The case of the boy who went missing in his Spider-Man suit has captured the nation's attention since he disappeared while playing in the garden of his foster grandmother's home in 2014.
Police on Tuesday dug up the garden at the Kendall home, with a mechanical sift brought on to the property.
In nearby bushland volunteers cut down trees to help in the search.
Officers revealed on Wednesday morning detectives had also seized a Mazda car from a Gymea home, about 390 kilometres south of Kendall.
They said the car was taken to a secure facility for forensic examination which was expected to take several weeks.
Police Minister David Elliott was asked about a report that police were investigating whether William died after falling from a balcony at the house.
"With a mysterious incident like this, every single option has to be investigated, every scenario has to be reviewed and tested," he told reporters on Tuesday.

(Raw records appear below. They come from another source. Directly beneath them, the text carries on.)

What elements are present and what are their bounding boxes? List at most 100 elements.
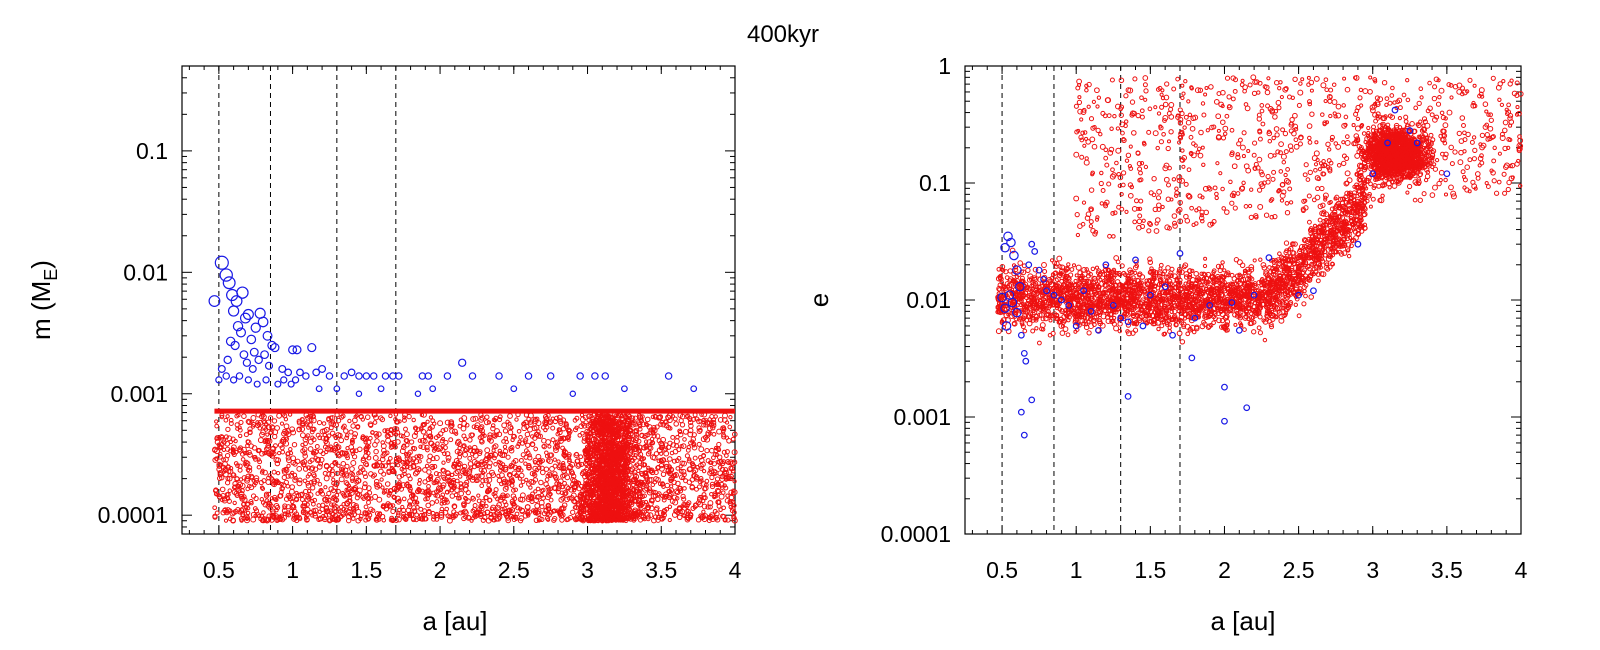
mass-panel-x-tick-label: 0.5 bbox=[203, 557, 235, 583]
planetesimal-point bbox=[304, 496, 311, 503]
planetesimal-point bbox=[355, 517, 361, 524]
planetesimal-point bbox=[716, 447, 722, 453]
mass-panel: a [au] m (ME) 0.5 1 1.5 2 2.5 3 3.5 40.00010.00… bbox=[26, 65, 742, 636]
embryo-point bbox=[340, 372, 348, 380]
planetesimal-point bbox=[536, 518, 542, 523]
planetesimal-point bbox=[517, 476, 523, 481]
planetesimal-point bbox=[317, 448, 324, 454]
planetesimal-point bbox=[518, 434, 523, 440]
planetesimal-point bbox=[429, 500, 436, 506]
planetesimal-point bbox=[698, 462, 704, 469]
planetesimal-point bbox=[532, 477, 539, 483]
planetesimal-point bbox=[1124, 209, 1129, 214]
planetesimal-point bbox=[724, 420, 730, 425]
planetesimal-point bbox=[399, 473, 405, 478]
planetesimal-point bbox=[338, 476, 345, 483]
planetesimal-point bbox=[533, 517, 540, 524]
planetesimal-point bbox=[676, 514, 683, 521]
embryo-point bbox=[214, 255, 229, 270]
planetesimal-point bbox=[238, 419, 244, 425]
planetesimal-point bbox=[283, 423, 290, 430]
planetesimal-point bbox=[380, 453, 386, 459]
planetesimal-point bbox=[467, 467, 473, 473]
planetesimal-point bbox=[547, 444, 552, 449]
planetesimal-point bbox=[350, 502, 357, 508]
planetesimal-point bbox=[461, 443, 467, 449]
planetesimal-point bbox=[271, 418, 278, 424]
planetesimal-point bbox=[690, 505, 696, 511]
planetesimal-point bbox=[448, 437, 454, 443]
eccentricity-panel-y-axis-label: e bbox=[804, 293, 834, 307]
planetesimal-point bbox=[427, 453, 433, 460]
planetesimal-point bbox=[413, 426, 418, 431]
planetesimal-point bbox=[695, 517, 702, 523]
planetesimal-point bbox=[417, 481, 422, 486]
mass-panel-y-axis-label-tail: ) bbox=[26, 260, 56, 269]
eccentricity-panel-x-tick-label: 3.5 bbox=[1431, 557, 1463, 583]
planetesimal-point bbox=[507, 413, 513, 419]
planetesimal-point bbox=[520, 452, 526, 458]
planetesimal-point bbox=[295, 458, 301, 464]
planetesimal-point bbox=[673, 438, 680, 445]
planetesimal-point bbox=[715, 487, 721, 494]
planetesimal-point bbox=[352, 431, 359, 437]
planetesimal-point bbox=[726, 438, 732, 444]
planetesimal-point bbox=[352, 417, 358, 424]
planetesimal-point bbox=[462, 451, 468, 458]
planetesimal-point bbox=[1302, 172, 1308, 178]
planetesimal-point bbox=[547, 458, 553, 465]
planetesimal-point bbox=[482, 511, 487, 516]
planetesimal-point bbox=[237, 463, 243, 469]
planetesimal-point bbox=[674, 496, 680, 501]
planetesimal-point bbox=[422, 479, 428, 485]
planetesimal-point bbox=[1224, 75, 1231, 81]
planetesimal-point bbox=[484, 414, 490, 420]
embryo-point bbox=[222, 372, 231, 380]
planetesimal-point bbox=[479, 459, 485, 465]
planetesimal-point bbox=[522, 439, 528, 444]
planetesimal-point bbox=[562, 453, 567, 459]
planetesimal-point bbox=[245, 439, 252, 446]
planetesimal-point bbox=[518, 483, 524, 488]
planetesimal-point bbox=[704, 447, 710, 454]
planetesimal-point bbox=[301, 446, 308, 453]
planetesimal-point bbox=[373, 478, 380, 485]
eccentricity-panel-y-tick-label: 0.1 bbox=[919, 170, 951, 196]
eccentricity-panel: a [au] e 0.5 1 1.5 2 2.5 3 3.5 40.00010.0010.01… bbox=[804, 53, 1528, 636]
planetesimal-point bbox=[358, 464, 364, 471]
planetesimal-point bbox=[424, 463, 430, 469]
mass-panel-y-axis-label-main: m (M bbox=[26, 281, 56, 340]
planetesimal-point bbox=[344, 500, 351, 507]
planetesimal-point bbox=[302, 450, 308, 456]
planetesimal-point bbox=[716, 428, 723, 435]
planetesimal-point bbox=[314, 444, 320, 449]
planetesimal-point bbox=[445, 458, 451, 463]
planetesimal-point bbox=[502, 448, 509, 455]
planetesimal-point bbox=[296, 480, 303, 487]
planetesimal-point bbox=[442, 476, 447, 481]
planetesimal-point bbox=[663, 450, 670, 457]
planetesimal-point bbox=[432, 464, 438, 469]
planetesimal-point bbox=[449, 493, 456, 499]
planetesimal-point bbox=[230, 447, 236, 453]
planetesimal-point bbox=[265, 479, 272, 485]
planetesimal-point bbox=[667, 504, 673, 510]
planetesimal-point bbox=[398, 433, 404, 439]
planetesimal-point bbox=[705, 458, 711, 464]
planetesimal-point bbox=[701, 468, 707, 474]
planetesimal-point bbox=[516, 428, 522, 434]
planetesimal-point bbox=[560, 445, 565, 451]
planetesimal-point bbox=[288, 447, 293, 452]
eccentricity-panel-x-tick-label: 3 bbox=[1366, 557, 1379, 583]
planetesimal-point bbox=[379, 416, 386, 423]
planetesimal-point bbox=[306, 488, 312, 494]
planetesimal-point bbox=[420, 429, 427, 435]
planetesimal-point bbox=[323, 475, 330, 482]
planetesimal-point bbox=[1262, 337, 1268, 343]
planetesimal-point bbox=[716, 482, 721, 488]
planetesimal-point bbox=[510, 487, 516, 493]
embryo-point bbox=[208, 295, 221, 307]
planetesimal-point bbox=[391, 494, 396, 500]
planetesimal-point bbox=[272, 433, 278, 440]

"Let's hope whatever the conclusion is gives closure to the families and community."
NSW Police 'looking at one suspect' in William Tyrrell case
Police Commissioner Mick Fuller confirmed there had been a significant breakthrough in the case, saying he was confident police would solve the mystery of the boy's fate.
"There is certainly one person in particular that we are looking closely at," he told Sydney radio 2GB on Tuesday.
The findings of a coronial inquest into William's disappearance, which concluded last year, are yet to be handed down.
Ten reporter Lia Harris, who interviewed the foster parents for her 2019 podcast Where's William Tyrrell?, said she had recently received a subpoena from the coroner's court for "a very broad range of material".
"Everything that I had uncovered in my research for the podcast, audio files, documents, everything, including those raw tapes of my extensive interviews with the foster parents," she told 2GB on Tuesday.
"To me, it signalled that they had either taken a new direction or they had a new theory they were working on."
A $1 million reward for information on the case still stands.